When discussing the ERA and ERA Bills currently in the Minnesota and federal legislatures, it’s important to back up your opinions with facts. These talking points can help you stay on track and formulate your own responses to why we need an ERA.
- The equal protection clause of the 14th Amendment has never been interpreted to guarantee equal rights in the same way an Equal Rights Amendment will do. Only since 1971 has the 14th Amendment been applied to sex discrimination. Yet when Supreme Court Justice Antonin Scalia voted against the Lily Ledbetter Act, he declared that the U.S. Constitution does not prohibit discrimination on the basis of sex. That’s why we need the ERA.

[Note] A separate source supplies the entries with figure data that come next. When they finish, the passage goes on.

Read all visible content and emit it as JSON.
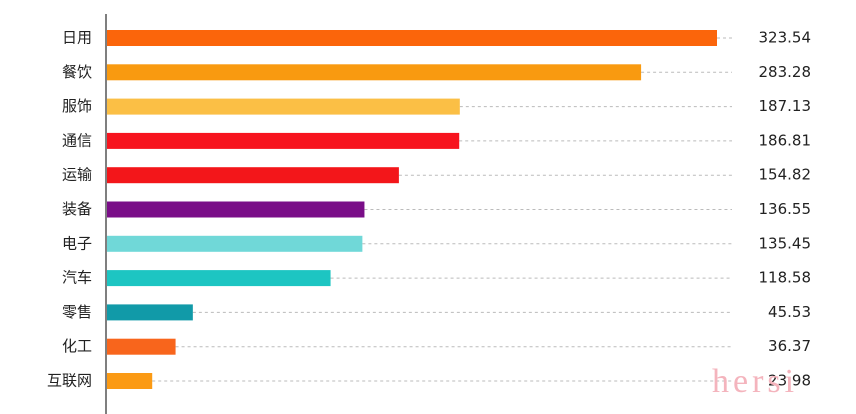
{
  "chart_data": {
    "type": "bar",
    "orientation": "horizontal",
    "categories": [
      "日用",
      "餐饮",
      "服饰",
      "通信",
      "运输",
      "装备",
      "电子",
      "汽车",
      "零售",
      "化工",
      "互联网"
    ],
    "values": [
      323.54,
      283.28,
      187.13,
      186.81,
      154.82,
      136.55,
      135.45,
      118.58,
      45.53,
      36.37,
      23.98
    ],
    "colors": [
      "#fb650b",
      "#f99a10",
      "#fbbf45",
      "#f7141e",
      "#f3161a",
      "#7a0e88",
      "#70d8d8",
      "#1dc5c2",
      "#119aa8",
      "#f8651c",
      "#fb9a14"
    ],
    "watermark": "hersi"
  }
}
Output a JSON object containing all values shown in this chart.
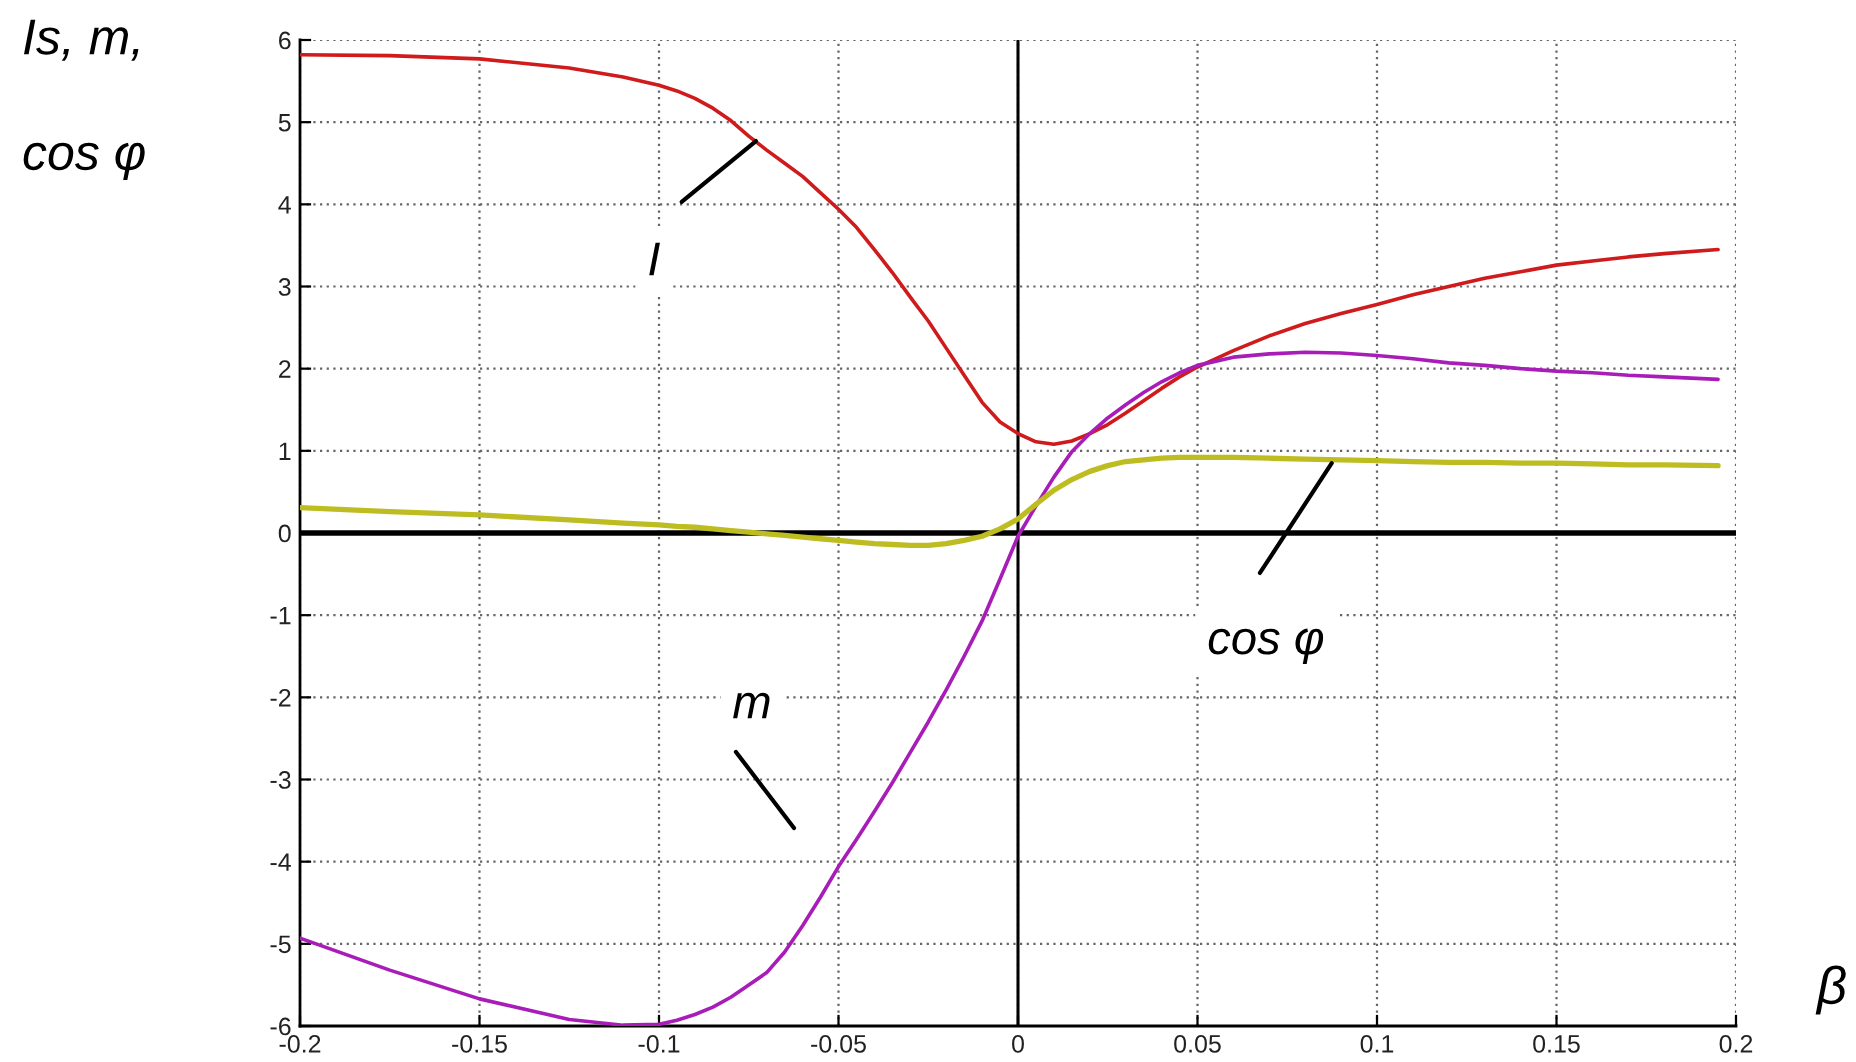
{
  "chart_data": {
    "type": "line",
    "xlabel": "β",
    "ylabel": "Is, m,\ncos φ",
    "x": [
      -0.2,
      -0.175,
      -0.15,
      -0.125,
      -0.11,
      -0.1,
      -0.095,
      -0.09,
      -0.085,
      -0.08,
      -0.075,
      -0.07,
      -0.065,
      -0.06,
      -0.055,
      -0.05,
      -0.045,
      -0.04,
      -0.035,
      -0.03,
      -0.025,
      -0.02,
      -0.015,
      -0.01,
      -0.005,
      0,
      0.005,
      0.01,
      0.015,
      0.02,
      0.025,
      0.03,
      0.035,
      0.04,
      0.045,
      0.05,
      0.06,
      0.07,
      0.08,
      0.09,
      0.1,
      0.11,
      0.12,
      0.13,
      0.14,
      0.15,
      0.16,
      0.17,
      0.18,
      0.195
    ],
    "series": [
      {
        "color": "#cf1b1b",
        "values": [
          5.82,
          5.81,
          5.77,
          5.66,
          5.55,
          5.45,
          5.38,
          5.29,
          5.17,
          5.02,
          4.83,
          4.66,
          4.5,
          4.34,
          4.14,
          3.94,
          3.72,
          3.45,
          3.17,
          2.87,
          2.58,
          2.25,
          1.92,
          1.59,
          1.35,
          1.21,
          1.11,
          1.08,
          1.12,
          1.21,
          1.32,
          1.46,
          1.61,
          1.76,
          1.9,
          2.02,
          2.22,
          2.4,
          2.55,
          2.67,
          2.78,
          2.9,
          3.0,
          3.1,
          3.18,
          3.26,
          3.31,
          3.36,
          3.4,
          3.45
        ]
      },
      {
        "color": "#a81cb8",
        "values": [
          -4.93,
          -5.32,
          -5.67,
          -5.92,
          -5.99,
          -5.98,
          -5.93,
          -5.86,
          -5.77,
          -5.65,
          -5.5,
          -5.35,
          -5.1,
          -4.78,
          -4.43,
          -4.06,
          -3.73,
          -3.39,
          -3.04,
          -2.67,
          -2.3,
          -1.91,
          -1.5,
          -1.07,
          -0.56,
          -0.04,
          0.33,
          0.68,
          0.99,
          1.21,
          1.4,
          1.56,
          1.71,
          1.84,
          1.95,
          2.04,
          2.14,
          2.18,
          2.2,
          2.19,
          2.16,
          2.12,
          2.07,
          2.04,
          2.0,
          1.97,
          1.95,
          1.92,
          1.9,
          1.87
        ]
      },
      {
        "color": "#bdbd22",
        "values": [
          0.31,
          0.26,
          0.22,
          0.16,
          0.12,
          0.1,
          0.08,
          0.07,
          0.05,
          0.03,
          0.01,
          -0.01,
          -0.03,
          -0.05,
          -0.07,
          -0.09,
          -0.11,
          -0.13,
          -0.14,
          -0.15,
          -0.15,
          -0.13,
          -0.09,
          -0.04,
          0.05,
          0.17,
          0.35,
          0.52,
          0.65,
          0.75,
          0.82,
          0.87,
          0.89,
          0.91,
          0.92,
          0.92,
          0.92,
          0.91,
          0.9,
          0.89,
          0.88,
          0.87,
          0.86,
          0.86,
          0.85,
          0.85,
          0.84,
          0.83,
          0.83,
          0.82
        ]
      }
    ],
    "xlim": [
      -0.2,
      0.2
    ],
    "xticks": [
      -0.2,
      -0.15,
      -0.1,
      -0.05,
      0,
      0.05,
      0.1,
      0.15,
      0.2
    ],
    "ylim": [
      -6,
      6
    ],
    "yticks": [
      -6,
      -5,
      -4,
      -3,
      -2,
      -1,
      0,
      1,
      2,
      3,
      4,
      5,
      6
    ],
    "grid": true,
    "ref_lines": [
      {
        "axis": "y",
        "value": 0,
        "color": "#000000"
      },
      {
        "axis": "x",
        "value": 0,
        "color": "#000000"
      }
    ],
    "annotations": [
      {
        "text": "I",
        "x": -0.073,
        "y": 4.77
      },
      "m",
      {
        "text": "cos φ",
        "x": 0.088,
        "y": 0.89
      }
    ]
  }
}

- We need a clearer, stricter judicial standard for deciding cases of sex and gender discrimination. Sex and gender discrimination should get strict judicial scrutiny just as religion, country of origin, and race do; but it currently receives only intermediate scrutiny.
- We need an ERA to unleash women from ‘pink collar jobs’, i.e., low paid occupations. Currently women too often are tracked into jobs that are typically paid less than jobs in industry which are male dominated. Roughly two-thirds of minimum-wage earners, essential workers, and seniors living below the poverty level are women.
- Removing discrimination in the workplace will strengthen our business economy: firms with more women in leadership are more profitable (Harvard Business Review, Feb. 8, 2016; Credit Suisse Report- The CS Gender 3000, 2014). Constitutional equality will help.
- Racial disparities persist. Women make on average only $.82 for every dollar that men earned; and in Minnesota, according to the Minnesota Attorney General’s recent study, while white women received 18% less wages on average than white men, Asian American women received 25% less wages than white men, African American women received 40% less, and Latinas received 45% less. And women here with a master’s degree working full-time earn $1,018 less per year than a comparable man with only a bachelor’s degree.
- Women and people with uteruses still get fired for being pregnant. Women fight and die for our country, but we still don’t have equal rights. Too often courts turn a blind eye to rape and sexual violence. Minnesota must lay the legal framework to protect people against rape and ensure that individuals who are rape survivors are not blamed for the assault. That’s why we need the ERA.
- We can’t be the beacon of light to the world until we address equal justice under law. The ERA spells out equality under the law.